Treatment for primary choroidal melanoma is more hopeful than for metastasized tumors. “Before the 70s, the most common treatment [for choroidal melanoma] was to remove the eye,” Dr. Finger said. “Since that time we’ve developed various sight and eye saving treatments that allow us to kill the tumor and keep the patient’s eye and vision.” The typical treatment today is radiation therapy known as eye plaques. “The most common eye plaque is called Iodine 125,” Dr. Finger said. “I always compare Iodine versus palladium 103 before I do the surgery to figure out which one is going to give me the best radiation dose to the normal parts of the eye to try to maximize my patient’s ability to see over the long run.” Two other commonly used treatments include another plaque known as ruthenium 106, used mostly in Europe, and charged particles called protons.

“The difference between the protons and the ruthenium, the iodine, and the palladium is not so much in the ability to kill the tumor because the rate is high in all, but in the ability of the patient to see five years later,” Dr. Finger said. “The mean visual acuity is 20/200 or better in about 45% of patients using protons, iodine, and ruthenium.” Dr. Finger finds that this is significantly better with palladium and plans to report his findings soon in the literature.

Dr. Finger also pegs prevention as very important in saving sight. “Think of sunglasses as sun block for your eyes,” he said. “Almost preferentially people don’t have sun block on their eyelids or over their eyes, so the only way to complete your sunscreen is to put on sunglasses.”

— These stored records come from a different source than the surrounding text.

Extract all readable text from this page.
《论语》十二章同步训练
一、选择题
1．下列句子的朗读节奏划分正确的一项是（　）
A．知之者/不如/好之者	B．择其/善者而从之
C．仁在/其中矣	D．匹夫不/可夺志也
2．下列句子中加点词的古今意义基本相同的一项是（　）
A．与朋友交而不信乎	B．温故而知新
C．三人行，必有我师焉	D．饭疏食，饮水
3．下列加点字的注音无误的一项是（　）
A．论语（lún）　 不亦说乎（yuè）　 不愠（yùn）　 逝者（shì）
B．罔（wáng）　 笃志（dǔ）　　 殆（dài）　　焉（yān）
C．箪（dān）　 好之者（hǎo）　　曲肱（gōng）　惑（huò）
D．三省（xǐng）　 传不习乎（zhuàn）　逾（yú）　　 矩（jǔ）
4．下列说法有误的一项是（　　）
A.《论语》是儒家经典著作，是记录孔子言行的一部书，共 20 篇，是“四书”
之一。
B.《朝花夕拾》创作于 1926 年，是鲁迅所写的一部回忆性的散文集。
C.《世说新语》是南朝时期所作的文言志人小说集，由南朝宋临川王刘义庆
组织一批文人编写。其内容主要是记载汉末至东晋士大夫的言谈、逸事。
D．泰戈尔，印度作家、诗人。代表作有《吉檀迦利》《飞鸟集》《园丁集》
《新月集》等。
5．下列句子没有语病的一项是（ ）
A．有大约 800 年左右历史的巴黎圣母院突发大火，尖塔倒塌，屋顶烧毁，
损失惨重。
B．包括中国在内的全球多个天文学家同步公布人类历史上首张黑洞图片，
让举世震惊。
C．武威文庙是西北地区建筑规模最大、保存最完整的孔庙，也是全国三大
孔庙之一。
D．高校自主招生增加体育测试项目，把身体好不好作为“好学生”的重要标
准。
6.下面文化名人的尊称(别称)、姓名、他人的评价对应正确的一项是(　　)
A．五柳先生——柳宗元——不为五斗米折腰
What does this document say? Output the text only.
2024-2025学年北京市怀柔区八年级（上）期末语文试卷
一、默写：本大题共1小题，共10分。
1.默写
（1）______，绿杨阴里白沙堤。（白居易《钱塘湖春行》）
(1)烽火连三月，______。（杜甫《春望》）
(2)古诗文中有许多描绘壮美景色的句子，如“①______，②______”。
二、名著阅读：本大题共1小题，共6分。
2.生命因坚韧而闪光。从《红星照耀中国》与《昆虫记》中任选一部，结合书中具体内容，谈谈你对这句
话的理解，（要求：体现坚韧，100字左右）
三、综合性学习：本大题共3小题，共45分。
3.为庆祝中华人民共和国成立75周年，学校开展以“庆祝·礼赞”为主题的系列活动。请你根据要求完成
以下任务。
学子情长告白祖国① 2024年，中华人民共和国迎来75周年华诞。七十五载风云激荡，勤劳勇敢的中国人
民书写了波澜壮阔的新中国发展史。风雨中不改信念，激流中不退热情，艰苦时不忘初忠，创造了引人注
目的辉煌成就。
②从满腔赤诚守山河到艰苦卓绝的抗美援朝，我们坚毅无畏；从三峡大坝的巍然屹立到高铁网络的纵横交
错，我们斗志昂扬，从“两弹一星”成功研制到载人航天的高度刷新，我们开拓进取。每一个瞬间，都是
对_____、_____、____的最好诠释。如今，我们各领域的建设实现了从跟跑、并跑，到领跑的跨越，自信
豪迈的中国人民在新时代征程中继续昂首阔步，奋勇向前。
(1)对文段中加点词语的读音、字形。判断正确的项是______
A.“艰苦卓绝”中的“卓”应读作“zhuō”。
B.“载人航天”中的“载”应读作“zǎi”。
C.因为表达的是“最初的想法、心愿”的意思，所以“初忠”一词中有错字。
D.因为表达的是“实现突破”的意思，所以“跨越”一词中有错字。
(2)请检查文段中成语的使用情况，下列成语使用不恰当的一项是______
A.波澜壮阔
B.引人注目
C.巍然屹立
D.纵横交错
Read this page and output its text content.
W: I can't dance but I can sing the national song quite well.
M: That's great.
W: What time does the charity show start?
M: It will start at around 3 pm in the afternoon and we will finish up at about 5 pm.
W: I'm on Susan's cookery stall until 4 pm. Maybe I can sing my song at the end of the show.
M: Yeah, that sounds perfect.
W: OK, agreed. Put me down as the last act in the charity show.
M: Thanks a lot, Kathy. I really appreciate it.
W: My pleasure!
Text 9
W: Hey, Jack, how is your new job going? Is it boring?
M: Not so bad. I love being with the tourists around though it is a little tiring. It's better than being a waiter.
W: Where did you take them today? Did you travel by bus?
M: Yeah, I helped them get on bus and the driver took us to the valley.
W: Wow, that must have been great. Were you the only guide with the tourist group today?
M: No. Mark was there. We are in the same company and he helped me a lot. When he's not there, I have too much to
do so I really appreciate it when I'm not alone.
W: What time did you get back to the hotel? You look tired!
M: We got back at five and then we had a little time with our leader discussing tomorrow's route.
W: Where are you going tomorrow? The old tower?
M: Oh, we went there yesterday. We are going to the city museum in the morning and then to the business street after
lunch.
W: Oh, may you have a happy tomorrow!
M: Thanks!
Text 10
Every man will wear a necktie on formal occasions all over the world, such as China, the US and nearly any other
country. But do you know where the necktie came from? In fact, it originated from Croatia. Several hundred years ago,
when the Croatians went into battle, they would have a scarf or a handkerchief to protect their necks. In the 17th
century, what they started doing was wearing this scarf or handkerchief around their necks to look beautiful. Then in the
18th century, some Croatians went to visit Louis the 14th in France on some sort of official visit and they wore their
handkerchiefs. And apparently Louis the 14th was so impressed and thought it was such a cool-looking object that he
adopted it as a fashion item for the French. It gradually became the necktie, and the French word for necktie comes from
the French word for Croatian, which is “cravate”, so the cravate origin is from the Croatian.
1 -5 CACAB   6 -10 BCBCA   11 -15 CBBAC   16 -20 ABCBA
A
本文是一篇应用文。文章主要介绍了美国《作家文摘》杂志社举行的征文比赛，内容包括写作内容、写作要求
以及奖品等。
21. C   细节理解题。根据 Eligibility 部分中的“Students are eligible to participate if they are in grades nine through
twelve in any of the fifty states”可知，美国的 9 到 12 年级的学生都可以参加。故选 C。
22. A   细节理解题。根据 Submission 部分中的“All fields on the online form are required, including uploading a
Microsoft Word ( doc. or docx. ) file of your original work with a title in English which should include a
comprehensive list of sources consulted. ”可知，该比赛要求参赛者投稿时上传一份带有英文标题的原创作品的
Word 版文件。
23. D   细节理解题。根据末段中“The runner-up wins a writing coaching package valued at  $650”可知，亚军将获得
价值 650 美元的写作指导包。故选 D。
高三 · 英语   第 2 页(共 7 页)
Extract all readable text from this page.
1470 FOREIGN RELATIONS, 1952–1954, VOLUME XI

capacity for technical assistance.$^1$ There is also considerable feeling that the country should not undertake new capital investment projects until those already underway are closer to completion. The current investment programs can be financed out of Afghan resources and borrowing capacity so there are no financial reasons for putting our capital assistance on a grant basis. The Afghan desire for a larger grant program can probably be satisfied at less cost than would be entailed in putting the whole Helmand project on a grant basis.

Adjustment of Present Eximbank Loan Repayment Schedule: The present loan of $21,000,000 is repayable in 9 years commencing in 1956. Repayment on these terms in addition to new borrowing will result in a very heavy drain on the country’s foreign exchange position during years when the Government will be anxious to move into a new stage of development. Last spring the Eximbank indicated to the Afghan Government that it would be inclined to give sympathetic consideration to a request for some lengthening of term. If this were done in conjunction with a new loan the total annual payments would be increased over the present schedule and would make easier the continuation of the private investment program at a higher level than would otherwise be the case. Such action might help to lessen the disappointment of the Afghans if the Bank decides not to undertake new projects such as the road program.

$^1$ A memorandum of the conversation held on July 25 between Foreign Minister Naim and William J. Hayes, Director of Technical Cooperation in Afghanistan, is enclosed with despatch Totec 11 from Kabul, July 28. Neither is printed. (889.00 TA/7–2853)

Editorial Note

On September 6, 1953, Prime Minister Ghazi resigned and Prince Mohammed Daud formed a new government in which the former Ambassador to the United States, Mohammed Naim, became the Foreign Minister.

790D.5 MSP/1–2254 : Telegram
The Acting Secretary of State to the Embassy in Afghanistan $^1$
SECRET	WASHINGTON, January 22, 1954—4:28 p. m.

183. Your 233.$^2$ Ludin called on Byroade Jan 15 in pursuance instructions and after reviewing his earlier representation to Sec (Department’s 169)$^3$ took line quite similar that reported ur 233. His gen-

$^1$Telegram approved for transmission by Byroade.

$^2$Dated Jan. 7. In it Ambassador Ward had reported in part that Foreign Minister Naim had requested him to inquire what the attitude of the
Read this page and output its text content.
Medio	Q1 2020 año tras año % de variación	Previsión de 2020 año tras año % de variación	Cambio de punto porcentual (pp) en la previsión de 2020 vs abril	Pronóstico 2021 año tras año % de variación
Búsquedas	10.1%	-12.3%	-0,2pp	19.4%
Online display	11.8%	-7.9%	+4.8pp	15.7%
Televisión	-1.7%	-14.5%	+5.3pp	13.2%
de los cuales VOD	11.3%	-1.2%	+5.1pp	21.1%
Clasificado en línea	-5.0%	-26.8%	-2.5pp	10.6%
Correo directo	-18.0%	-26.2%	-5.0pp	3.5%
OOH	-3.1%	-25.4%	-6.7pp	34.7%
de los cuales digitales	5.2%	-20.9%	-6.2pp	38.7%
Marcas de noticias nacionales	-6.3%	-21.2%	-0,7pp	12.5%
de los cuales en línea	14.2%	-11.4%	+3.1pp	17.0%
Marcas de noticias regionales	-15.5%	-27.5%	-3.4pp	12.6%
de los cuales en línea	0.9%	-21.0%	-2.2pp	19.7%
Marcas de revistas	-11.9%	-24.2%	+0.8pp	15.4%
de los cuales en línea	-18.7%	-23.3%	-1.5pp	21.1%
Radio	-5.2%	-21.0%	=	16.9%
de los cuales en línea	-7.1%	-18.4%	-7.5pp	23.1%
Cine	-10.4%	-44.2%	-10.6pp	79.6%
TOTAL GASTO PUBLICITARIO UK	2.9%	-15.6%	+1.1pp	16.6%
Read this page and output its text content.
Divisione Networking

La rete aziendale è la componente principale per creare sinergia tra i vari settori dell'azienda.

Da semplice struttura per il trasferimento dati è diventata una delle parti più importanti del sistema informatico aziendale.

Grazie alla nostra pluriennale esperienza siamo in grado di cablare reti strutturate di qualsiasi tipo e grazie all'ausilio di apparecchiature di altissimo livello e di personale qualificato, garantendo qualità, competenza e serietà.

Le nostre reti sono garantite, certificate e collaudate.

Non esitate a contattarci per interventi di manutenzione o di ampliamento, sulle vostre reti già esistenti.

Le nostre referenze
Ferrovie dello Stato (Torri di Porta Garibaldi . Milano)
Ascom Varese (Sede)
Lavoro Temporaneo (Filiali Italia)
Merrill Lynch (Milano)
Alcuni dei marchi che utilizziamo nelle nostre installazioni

Overall, he urges practitioners to be alert for ocular melanomas, which will unfortunately likely become more prevalent. “The problem is that with the skin melanomas, the incidence is going up radically,” Dr. Finger said. “People ought to realize that the ozone layer is thinning.” In the end, early detection ultimately offers patients the best hope. “Once the general ophthalmologist or the retina specialist thinks that the patient might have a metastatic lesion, prompt treatment offers the best chance for control,” Dr. Finger said.

Editors’ note: Dr. Finger has no financial interests related to his comments.